Swiss, EU move closer to linking emissions trading systems

ZURICH (Reuters) - Switzerland and the European Union have moved closer to linking their carbon emissions trading systems (ETS) after the European Commission and Swiss government gave their backing for a deal.

An accord could be signed by the year’s end and needs approval from EU leaders and ratification by the Swiss and EU parliaments, according to announcements in Brussels and Bern.

The Swiss ETS now includes 54 major carbon dioxide (CO2) emitters. Linking the Swiss and European systems will let these companies access a bigger and more liquid market.

Once the agreement takes effect, not expected before 2019, participants in the EU ETS will be able to use units from the Swiss system for compliance and vice versa, and emissions generated by aviation will also be included in the Swiss system.

“In line with the proposed regulation in the EU, it is expected that only flights from Switzerland to other countries in the European Economic Area and internal flights will be included,” the Swiss government said after a cabinet meeting.

The Swiss ETS is based on the cap-and-trade principle. The cap was set at 5.63 million tonnes of CO2 for 2013 and is reduced by 1.74 percent every year. The cap will be 4.91 million tonnes in 2020.
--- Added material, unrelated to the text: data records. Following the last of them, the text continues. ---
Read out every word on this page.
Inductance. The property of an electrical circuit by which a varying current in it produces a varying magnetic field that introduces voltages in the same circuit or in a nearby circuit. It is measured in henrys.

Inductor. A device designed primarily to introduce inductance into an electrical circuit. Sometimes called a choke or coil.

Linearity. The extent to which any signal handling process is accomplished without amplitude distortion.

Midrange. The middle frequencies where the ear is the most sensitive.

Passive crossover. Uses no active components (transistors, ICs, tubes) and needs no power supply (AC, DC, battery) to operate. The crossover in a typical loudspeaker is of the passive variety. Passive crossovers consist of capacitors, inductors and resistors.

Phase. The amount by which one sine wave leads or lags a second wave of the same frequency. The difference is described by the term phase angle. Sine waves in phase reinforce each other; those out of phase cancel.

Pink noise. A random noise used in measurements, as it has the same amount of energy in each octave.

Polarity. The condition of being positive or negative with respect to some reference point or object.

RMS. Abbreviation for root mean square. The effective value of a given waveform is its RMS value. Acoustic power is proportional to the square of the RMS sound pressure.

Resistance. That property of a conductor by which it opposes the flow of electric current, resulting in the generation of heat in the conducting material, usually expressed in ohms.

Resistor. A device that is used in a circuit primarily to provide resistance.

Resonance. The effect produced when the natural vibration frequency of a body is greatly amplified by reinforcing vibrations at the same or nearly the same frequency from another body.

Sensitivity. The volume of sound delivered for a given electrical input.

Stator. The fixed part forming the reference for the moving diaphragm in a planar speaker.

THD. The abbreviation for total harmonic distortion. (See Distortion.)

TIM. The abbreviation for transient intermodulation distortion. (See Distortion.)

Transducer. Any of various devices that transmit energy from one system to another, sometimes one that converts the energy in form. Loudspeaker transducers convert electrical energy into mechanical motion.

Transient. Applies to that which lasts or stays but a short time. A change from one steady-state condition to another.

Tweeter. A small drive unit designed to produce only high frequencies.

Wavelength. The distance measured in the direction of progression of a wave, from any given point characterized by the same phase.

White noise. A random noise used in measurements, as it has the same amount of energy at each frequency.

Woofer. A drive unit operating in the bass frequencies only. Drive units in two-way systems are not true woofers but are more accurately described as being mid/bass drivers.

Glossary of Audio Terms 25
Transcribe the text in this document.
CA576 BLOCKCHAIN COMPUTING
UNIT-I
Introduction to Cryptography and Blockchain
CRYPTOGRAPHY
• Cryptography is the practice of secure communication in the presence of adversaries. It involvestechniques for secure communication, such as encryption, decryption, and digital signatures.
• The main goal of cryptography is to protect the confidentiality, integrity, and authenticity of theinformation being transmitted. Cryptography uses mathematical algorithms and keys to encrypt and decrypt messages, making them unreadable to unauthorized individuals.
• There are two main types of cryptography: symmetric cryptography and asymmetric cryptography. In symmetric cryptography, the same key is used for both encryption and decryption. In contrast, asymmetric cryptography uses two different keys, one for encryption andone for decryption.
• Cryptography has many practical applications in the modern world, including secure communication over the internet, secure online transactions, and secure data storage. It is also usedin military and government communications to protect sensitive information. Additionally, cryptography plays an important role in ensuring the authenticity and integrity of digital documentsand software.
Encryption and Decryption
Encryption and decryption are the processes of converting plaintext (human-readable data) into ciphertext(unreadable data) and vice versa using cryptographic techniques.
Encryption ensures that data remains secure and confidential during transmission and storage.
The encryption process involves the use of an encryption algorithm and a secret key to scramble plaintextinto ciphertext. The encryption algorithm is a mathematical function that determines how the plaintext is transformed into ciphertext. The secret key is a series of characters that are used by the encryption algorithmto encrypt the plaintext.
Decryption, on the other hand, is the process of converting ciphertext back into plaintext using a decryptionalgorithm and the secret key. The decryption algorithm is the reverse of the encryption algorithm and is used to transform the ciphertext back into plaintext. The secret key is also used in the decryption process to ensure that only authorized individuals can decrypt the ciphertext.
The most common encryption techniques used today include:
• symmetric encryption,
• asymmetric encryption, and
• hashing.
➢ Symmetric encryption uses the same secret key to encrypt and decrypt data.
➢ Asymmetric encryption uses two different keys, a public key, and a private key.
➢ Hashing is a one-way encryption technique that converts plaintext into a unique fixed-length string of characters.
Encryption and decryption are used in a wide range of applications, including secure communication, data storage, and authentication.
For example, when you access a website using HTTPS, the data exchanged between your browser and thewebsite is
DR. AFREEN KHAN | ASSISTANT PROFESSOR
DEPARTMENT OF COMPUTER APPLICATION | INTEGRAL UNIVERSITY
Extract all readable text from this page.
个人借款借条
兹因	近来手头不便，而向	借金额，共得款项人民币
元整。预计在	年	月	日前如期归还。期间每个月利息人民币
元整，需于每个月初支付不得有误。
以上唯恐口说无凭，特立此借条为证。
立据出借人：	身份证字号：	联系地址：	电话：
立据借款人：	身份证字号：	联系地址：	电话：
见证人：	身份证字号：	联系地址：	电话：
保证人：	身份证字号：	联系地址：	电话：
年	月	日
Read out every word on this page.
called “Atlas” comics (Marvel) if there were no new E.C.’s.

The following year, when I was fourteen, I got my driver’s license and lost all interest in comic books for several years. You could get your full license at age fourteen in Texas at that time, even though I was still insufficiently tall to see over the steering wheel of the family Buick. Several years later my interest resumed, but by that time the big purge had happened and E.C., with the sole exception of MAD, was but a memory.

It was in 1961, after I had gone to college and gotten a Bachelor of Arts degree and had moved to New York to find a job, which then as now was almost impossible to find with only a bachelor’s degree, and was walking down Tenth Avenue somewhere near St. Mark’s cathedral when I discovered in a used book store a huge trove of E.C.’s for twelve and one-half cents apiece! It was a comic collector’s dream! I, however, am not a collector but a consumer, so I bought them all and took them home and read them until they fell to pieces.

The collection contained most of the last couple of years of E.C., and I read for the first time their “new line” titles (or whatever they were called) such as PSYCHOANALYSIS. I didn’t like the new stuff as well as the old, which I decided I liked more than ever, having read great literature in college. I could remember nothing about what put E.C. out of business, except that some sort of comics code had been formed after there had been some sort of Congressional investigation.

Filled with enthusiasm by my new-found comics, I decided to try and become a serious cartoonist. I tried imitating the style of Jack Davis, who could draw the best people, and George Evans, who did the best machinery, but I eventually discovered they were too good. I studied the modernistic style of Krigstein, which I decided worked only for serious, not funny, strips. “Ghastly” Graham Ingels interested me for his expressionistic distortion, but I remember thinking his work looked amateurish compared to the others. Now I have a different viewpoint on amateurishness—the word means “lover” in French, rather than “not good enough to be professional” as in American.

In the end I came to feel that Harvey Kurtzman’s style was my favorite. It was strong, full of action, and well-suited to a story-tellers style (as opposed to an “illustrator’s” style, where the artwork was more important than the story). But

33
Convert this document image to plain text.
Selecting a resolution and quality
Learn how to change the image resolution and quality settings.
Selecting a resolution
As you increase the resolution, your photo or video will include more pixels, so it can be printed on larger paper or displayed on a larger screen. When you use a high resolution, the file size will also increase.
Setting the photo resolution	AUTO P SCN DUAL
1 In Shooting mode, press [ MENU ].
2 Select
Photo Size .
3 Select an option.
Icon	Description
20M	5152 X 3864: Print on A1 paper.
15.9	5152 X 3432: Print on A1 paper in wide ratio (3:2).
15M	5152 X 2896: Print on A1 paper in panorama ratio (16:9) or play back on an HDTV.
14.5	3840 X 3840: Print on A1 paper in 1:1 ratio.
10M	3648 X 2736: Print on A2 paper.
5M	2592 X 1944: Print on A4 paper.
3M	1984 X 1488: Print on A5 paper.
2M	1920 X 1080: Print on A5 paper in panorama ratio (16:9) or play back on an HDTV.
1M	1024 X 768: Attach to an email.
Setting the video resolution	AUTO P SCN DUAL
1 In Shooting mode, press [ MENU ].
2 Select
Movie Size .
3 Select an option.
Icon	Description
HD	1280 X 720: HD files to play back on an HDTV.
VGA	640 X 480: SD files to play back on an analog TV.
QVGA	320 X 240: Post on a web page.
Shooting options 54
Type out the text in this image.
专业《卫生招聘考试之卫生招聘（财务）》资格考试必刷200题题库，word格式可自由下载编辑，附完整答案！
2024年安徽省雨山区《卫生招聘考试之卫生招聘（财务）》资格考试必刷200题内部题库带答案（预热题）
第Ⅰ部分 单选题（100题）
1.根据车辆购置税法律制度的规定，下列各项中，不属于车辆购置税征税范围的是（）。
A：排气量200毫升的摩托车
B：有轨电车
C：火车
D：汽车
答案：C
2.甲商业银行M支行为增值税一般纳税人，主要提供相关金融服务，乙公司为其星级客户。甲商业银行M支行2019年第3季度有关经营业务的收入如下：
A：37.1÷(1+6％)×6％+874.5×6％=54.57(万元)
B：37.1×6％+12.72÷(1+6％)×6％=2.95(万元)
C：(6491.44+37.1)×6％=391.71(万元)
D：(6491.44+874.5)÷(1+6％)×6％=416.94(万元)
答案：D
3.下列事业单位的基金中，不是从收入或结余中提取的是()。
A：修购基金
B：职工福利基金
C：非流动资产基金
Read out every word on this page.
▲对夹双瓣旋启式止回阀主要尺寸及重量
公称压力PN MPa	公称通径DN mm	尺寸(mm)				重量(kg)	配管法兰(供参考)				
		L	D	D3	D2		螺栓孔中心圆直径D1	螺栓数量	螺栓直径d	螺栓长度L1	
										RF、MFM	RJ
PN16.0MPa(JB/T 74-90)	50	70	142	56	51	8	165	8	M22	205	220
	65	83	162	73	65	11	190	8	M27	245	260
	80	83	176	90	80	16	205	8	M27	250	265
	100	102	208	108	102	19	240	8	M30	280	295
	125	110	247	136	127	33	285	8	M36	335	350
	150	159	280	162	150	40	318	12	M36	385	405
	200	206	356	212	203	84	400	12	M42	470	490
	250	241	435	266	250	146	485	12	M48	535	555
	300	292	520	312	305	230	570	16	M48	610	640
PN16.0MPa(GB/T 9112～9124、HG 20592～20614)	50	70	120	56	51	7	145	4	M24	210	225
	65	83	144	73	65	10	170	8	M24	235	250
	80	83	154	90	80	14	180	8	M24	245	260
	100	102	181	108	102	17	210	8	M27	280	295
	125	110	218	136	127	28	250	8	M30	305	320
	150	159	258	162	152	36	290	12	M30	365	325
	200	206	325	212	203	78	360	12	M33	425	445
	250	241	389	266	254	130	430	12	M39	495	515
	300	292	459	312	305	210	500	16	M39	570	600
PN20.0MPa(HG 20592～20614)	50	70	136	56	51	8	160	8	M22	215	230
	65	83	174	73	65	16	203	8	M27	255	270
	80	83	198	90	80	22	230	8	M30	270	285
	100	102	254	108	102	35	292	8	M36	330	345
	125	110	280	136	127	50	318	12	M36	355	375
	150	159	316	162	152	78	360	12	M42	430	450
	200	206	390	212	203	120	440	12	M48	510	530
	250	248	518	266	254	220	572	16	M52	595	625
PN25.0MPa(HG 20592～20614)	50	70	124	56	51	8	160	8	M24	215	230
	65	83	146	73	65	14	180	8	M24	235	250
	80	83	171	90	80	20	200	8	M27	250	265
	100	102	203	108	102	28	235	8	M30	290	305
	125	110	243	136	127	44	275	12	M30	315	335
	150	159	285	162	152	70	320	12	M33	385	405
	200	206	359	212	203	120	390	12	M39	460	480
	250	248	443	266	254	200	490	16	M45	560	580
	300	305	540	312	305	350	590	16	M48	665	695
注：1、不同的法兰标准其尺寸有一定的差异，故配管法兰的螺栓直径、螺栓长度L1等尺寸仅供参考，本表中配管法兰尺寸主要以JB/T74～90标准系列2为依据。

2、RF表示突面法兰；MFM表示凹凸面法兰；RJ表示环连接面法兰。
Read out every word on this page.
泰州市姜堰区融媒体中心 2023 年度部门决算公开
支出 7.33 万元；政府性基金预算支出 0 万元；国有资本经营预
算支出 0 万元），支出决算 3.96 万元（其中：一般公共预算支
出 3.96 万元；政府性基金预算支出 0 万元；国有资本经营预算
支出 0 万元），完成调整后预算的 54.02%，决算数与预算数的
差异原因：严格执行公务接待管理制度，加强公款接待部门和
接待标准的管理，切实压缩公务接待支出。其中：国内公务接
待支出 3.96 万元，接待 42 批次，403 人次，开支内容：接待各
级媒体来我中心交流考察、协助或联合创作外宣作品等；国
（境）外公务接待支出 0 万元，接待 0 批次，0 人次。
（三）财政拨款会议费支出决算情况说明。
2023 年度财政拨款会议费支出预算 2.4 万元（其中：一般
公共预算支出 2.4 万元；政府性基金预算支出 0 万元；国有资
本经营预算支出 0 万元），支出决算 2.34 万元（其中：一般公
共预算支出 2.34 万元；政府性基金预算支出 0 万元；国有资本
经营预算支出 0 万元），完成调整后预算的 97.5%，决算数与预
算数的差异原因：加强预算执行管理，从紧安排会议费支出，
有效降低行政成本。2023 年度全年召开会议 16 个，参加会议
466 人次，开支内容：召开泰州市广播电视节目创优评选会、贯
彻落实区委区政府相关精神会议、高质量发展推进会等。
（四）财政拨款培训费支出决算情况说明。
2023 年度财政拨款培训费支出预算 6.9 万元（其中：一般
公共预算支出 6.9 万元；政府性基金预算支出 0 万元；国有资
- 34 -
The EU ETS is the world’s largest carbon permit market and regulates around half of Europe’s output of heat-trapping gases, forcing more than 11,000 power plants, factories and airlines surrender a carbon allowance for every tonne of carbon dioxide they emit.

The European Commission is keen to link its ETS with other carbon markets around the world and said linking schemes expands opportunities for emissions reductions, thereby cutting the cost of fighting climate change.

”This is also a model that can work, if and where applicable, with other trading nations,” a Commission spokeswoman said.